Lara whispered “I hope you’re right,” then turned on Hafgan, anger rising. “That was completely unnecessary! Dickon was going home anyway and Kelly hasn’t got any magic to interfere with yours. She just wanted to see your world!”
“A world riddled by chaos and war. It is not the face we put forward to the mortals we lure here, Truthseeker, and we have problems that run deeper than even I knew. These two cannot be here.” Absolute conviction filled Hafgan’s voice, so jarring in the face of truth that Lara shuddered with it.
She wrapped her arms around herself, as if it might prevent her from falling apart. “Why not?”
Hafgan ignored her, stalking instead to Ioan and Dafydd to inspect them as if they were sides of meat that lacked in quality. Even in clear fury, he was graceful, moving like a predator as he circled the princes twice. Only when he stopped before them did Lara recognize how high his shoulders rode, and how his jawline bunched with tension.
Neither Ioan nor Dafydd reacted.

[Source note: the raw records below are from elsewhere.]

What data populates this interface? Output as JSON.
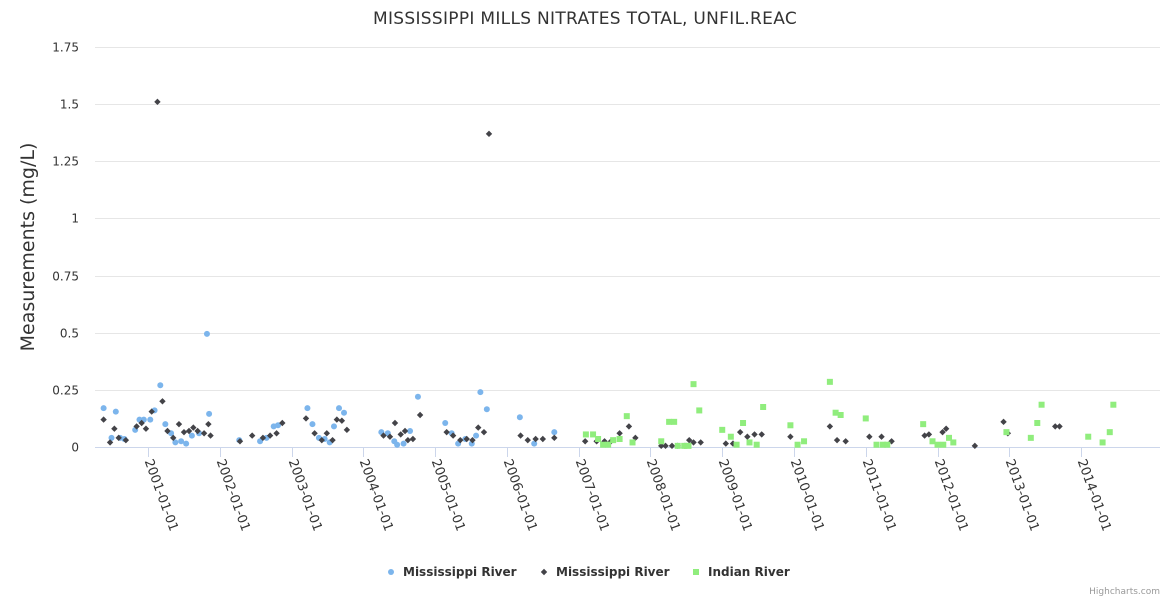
{
  "chart_data": {
    "type": "scatter",
    "title": "MISSISSIPPI MILLS NITRATES TOTAL, UNFIL.REAC",
    "ylabel": "Measurements (mg/L)",
    "xlabel": "",
    "ylim": [
      0,
      1.75
    ],
    "yticks": [
      0,
      0.25,
      0.5,
      0.75,
      1,
      1.25,
      1.5,
      1.75
    ],
    "ytick_labels": [
      "0",
      "0.25",
      "0.5",
      "0.75",
      "1",
      "1.25",
      "1.5",
      "1.75"
    ],
    "xlim": [
      2000.26,
      2015.1
    ],
    "xticks": [
      2001,
      2002,
      2003,
      2004,
      2005,
      2006,
      2007,
      2008,
      2009,
      2010,
      2011,
      2012,
      2013,
      2014
    ],
    "xtick_labels": [
      "2001-01-01",
      "2002-01-01",
      "2003-01-01",
      "2004-01-01",
      "2005-01-01",
      "2006-01-01",
      "2007-01-01",
      "2008-01-01",
      "2009-01-01",
      "2010-01-01",
      "2011-01-01",
      "2012-01-01",
      "2013-01-01",
      "2014-01-01"
    ],
    "grid": true,
    "legend_position": "bottom-center",
    "series": [
      {
        "name": "Mississippi River",
        "marker": "circle",
        "color": "#7cb5ec",
        "points": [
          [
            2000.38,
            0.17
          ],
          [
            2000.49,
            0.04
          ],
          [
            2000.55,
            0.155
          ],
          [
            2000.61,
            0.04
          ],
          [
            2000.67,
            0.035
          ],
          [
            2000.82,
            0.075
          ],
          [
            2000.88,
            0.12
          ],
          [
            2000.94,
            0.12
          ],
          [
            2001.03,
            0.12
          ],
          [
            2001.09,
            0.16
          ],
          [
            2001.17,
            0.27
          ],
          [
            2001.24,
            0.1
          ],
          [
            2001.32,
            0.06
          ],
          [
            2001.38,
            0.02
          ],
          [
            2001.46,
            0.025
          ],
          [
            2001.53,
            0.015
          ],
          [
            2001.61,
            0.05
          ],
          [
            2001.71,
            0.06
          ],
          [
            2001.82,
            0.495
          ],
          [
            2001.85,
            0.145
          ],
          [
            2002.27,
            0.03
          ],
          [
            2002.56,
            0.025
          ],
          [
            2002.65,
            0.04
          ],
          [
            2002.75,
            0.09
          ],
          [
            2002.81,
            0.095
          ],
          [
            2003.22,
            0.17
          ],
          [
            2003.29,
            0.1
          ],
          [
            2003.38,
            0.04
          ],
          [
            2003.46,
            0.035
          ],
          [
            2003.53,
            0.02
          ],
          [
            2003.59,
            0.09
          ],
          [
            2003.66,
            0.17
          ],
          [
            2003.73,
            0.15
          ],
          [
            2004.25,
            0.065
          ],
          [
            2004.34,
            0.06
          ],
          [
            2004.43,
            0.025
          ],
          [
            2004.47,
            0.01
          ],
          [
            2004.56,
            0.015
          ],
          [
            2004.65,
            0.07
          ],
          [
            2004.76,
            0.22
          ],
          [
            2005.14,
            0.105
          ],
          [
            2005.23,
            0.06
          ],
          [
            2005.32,
            0.015
          ],
          [
            2005.42,
            0.035
          ],
          [
            2005.51,
            0.015
          ],
          [
            2005.57,
            0.05
          ],
          [
            2005.63,
            0.24
          ],
          [
            2005.72,
            0.165
          ],
          [
            2006.18,
            0.13
          ],
          [
            2006.38,
            0.015
          ],
          [
            2006.66,
            0.065
          ]
        ]
      },
      {
        "name": "Mississippi River",
        "marker": "diamond",
        "color": "#434348",
        "points": [
          [
            2000.38,
            0.12
          ],
          [
            2000.47,
            0.02
          ],
          [
            2000.53,
            0.08
          ],
          [
            2000.59,
            0.04
          ],
          [
            2000.69,
            0.03
          ],
          [
            2000.84,
            0.09
          ],
          [
            2000.91,
            0.105
          ],
          [
            2000.97,
            0.08
          ],
          [
            2001.05,
            0.155
          ],
          [
            2001.13,
            1.51
          ],
          [
            2001.2,
            0.2
          ],
          [
            2001.27,
            0.07
          ],
          [
            2001.35,
            0.04
          ],
          [
            2001.43,
            0.1
          ],
          [
            2001.5,
            0.065
          ],
          [
            2001.57,
            0.07
          ],
          [
            2001.63,
            0.085
          ],
          [
            2001.69,
            0.07
          ],
          [
            2001.78,
            0.06
          ],
          [
            2001.84,
            0.1
          ],
          [
            2001.87,
            0.05
          ],
          [
            2002.28,
            0.025
          ],
          [
            2002.45,
            0.05
          ],
          [
            2002.6,
            0.04
          ],
          [
            2002.7,
            0.05
          ],
          [
            2002.79,
            0.06
          ],
          [
            2002.87,
            0.105
          ],
          [
            2003.2,
            0.125
          ],
          [
            2003.32,
            0.06
          ],
          [
            2003.42,
            0.03
          ],
          [
            2003.49,
            0.06
          ],
          [
            2003.57,
            0.03
          ],
          [
            2003.63,
            0.12
          ],
          [
            2003.7,
            0.115
          ],
          [
            2003.77,
            0.075
          ],
          [
            2004.28,
            0.05
          ],
          [
            2004.37,
            0.045
          ],
          [
            2004.44,
            0.105
          ],
          [
            2004.52,
            0.055
          ],
          [
            2004.58,
            0.07
          ],
          [
            2004.62,
            0.03
          ],
          [
            2004.69,
            0.035
          ],
          [
            2004.79,
            0.14
          ],
          [
            2005.16,
            0.065
          ],
          [
            2005.25,
            0.05
          ],
          [
            2005.35,
            0.03
          ],
          [
            2005.44,
            0.035
          ],
          [
            2005.52,
            0.03
          ],
          [
            2005.6,
            0.085
          ],
          [
            2005.68,
            0.065
          ],
          [
            2005.75,
            1.37
          ],
          [
            2006.19,
            0.05
          ],
          [
            2006.29,
            0.03
          ],
          [
            2006.4,
            0.035
          ],
          [
            2006.5,
            0.035
          ],
          [
            2006.66,
            0.04
          ],
          [
            2007.09,
            0.025
          ],
          [
            2007.25,
            0.025
          ],
          [
            2007.36,
            0.025
          ],
          [
            2007.45,
            0.025
          ],
          [
            2007.57,
            0.06
          ],
          [
            2007.7,
            0.09
          ],
          [
            2007.79,
            0.04
          ],
          [
            2008.15,
            0.005
          ],
          [
            2008.21,
            0.005
          ],
          [
            2008.3,
            0.005
          ],
          [
            2008.38,
            0.005
          ],
          [
            2008.48,
            0.005
          ],
          [
            2008.54,
            0.03
          ],
          [
            2008.6,
            0.02
          ],
          [
            2008.7,
            0.02
          ],
          [
            2009.05,
            0.015
          ],
          [
            2009.15,
            0.015
          ],
          [
            2009.25,
            0.065
          ],
          [
            2009.35,
            0.045
          ],
          [
            2009.45,
            0.055
          ],
          [
            2009.55,
            0.055
          ],
          [
            2009.95,
            0.045
          ],
          [
            2010.5,
            0.09
          ],
          [
            2010.6,
            0.03
          ],
          [
            2010.72,
            0.025
          ],
          [
            2011.05,
            0.045
          ],
          [
            2011.22,
            0.045
          ],
          [
            2011.36,
            0.025
          ],
          [
            2011.82,
            0.05
          ],
          [
            2011.88,
            0.055
          ],
          [
            2012.07,
            0.065
          ],
          [
            2012.12,
            0.08
          ],
          [
            2012.52,
            0.005
          ],
          [
            2012.92,
            0.11
          ],
          [
            2012.98,
            0.06
          ],
          [
            2013.64,
            0.09
          ],
          [
            2013.7,
            0.09
          ]
        ]
      },
      {
        "name": "Indian River",
        "marker": "square",
        "color": "#90ed7d",
        "points": [
          [
            2007.1,
            0.055
          ],
          [
            2007.2,
            0.055
          ],
          [
            2007.27,
            0.035
          ],
          [
            2007.34,
            0.01
          ],
          [
            2007.41,
            0.01
          ],
          [
            2007.48,
            0.03
          ],
          [
            2007.57,
            0.035
          ],
          [
            2007.67,
            0.135
          ],
          [
            2007.75,
            0.02
          ],
          [
            2008.15,
            0.025
          ],
          [
            2008.26,
            0.11
          ],
          [
            2008.33,
            0.11
          ],
          [
            2008.38,
            0.005
          ],
          [
            2008.47,
            0.005
          ],
          [
            2008.53,
            0.005
          ],
          [
            2008.6,
            0.275
          ],
          [
            2008.68,
            0.16
          ],
          [
            2009.0,
            0.075
          ],
          [
            2009.12,
            0.045
          ],
          [
            2009.2,
            0.01
          ],
          [
            2009.29,
            0.105
          ],
          [
            2009.38,
            0.02
          ],
          [
            2009.48,
            0.01
          ],
          [
            2009.57,
            0.175
          ],
          [
            2009.95,
            0.095
          ],
          [
            2010.05,
            0.01
          ],
          [
            2010.14,
            0.025
          ],
          [
            2010.5,
            0.285
          ],
          [
            2010.58,
            0.15
          ],
          [
            2010.65,
            0.14
          ],
          [
            2011.0,
            0.125
          ],
          [
            2011.15,
            0.01
          ],
          [
            2011.24,
            0.01
          ],
          [
            2011.3,
            0.01
          ],
          [
            2011.8,
            0.1
          ],
          [
            2011.93,
            0.025
          ],
          [
            2012.0,
            0.01
          ],
          [
            2012.08,
            0.01
          ],
          [
            2012.16,
            0.04
          ],
          [
            2012.22,
            0.02
          ],
          [
            2012.96,
            0.065
          ],
          [
            2013.3,
            0.04
          ],
          [
            2013.39,
            0.105
          ],
          [
            2013.45,
            0.185
          ],
          [
            2014.1,
            0.045
          ],
          [
            2014.3,
            0.02
          ],
          [
            2014.4,
            0.065
          ],
          [
            2014.45,
            0.185
          ]
        ]
      }
    ]
  },
  "credits": "Highcharts.com"
}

Ioan hadn’t moved at all since Aerin’s attack, still staring dully at the ground. He looked exhausted, like Dafydd had after drawing on all his own remaining power after fighting the nightwings. The staff had done that to him: had burned through more of his magic than he had probably imagined possible. Lara folded it closer to her chest, less possessive than determined not to let another elf lay hands on it and wreak further havoc.
A thread of coldness came into Hafgan, as icy as Lara had ever seen in Emyr. “You are meant to be in the Caerwyn citadel. How came you here? And
“I haven’t been in the shining citadel since I was a child. These past several days I was the guest of mortal healers, whose best efforts were counterintuitive to my wellness.”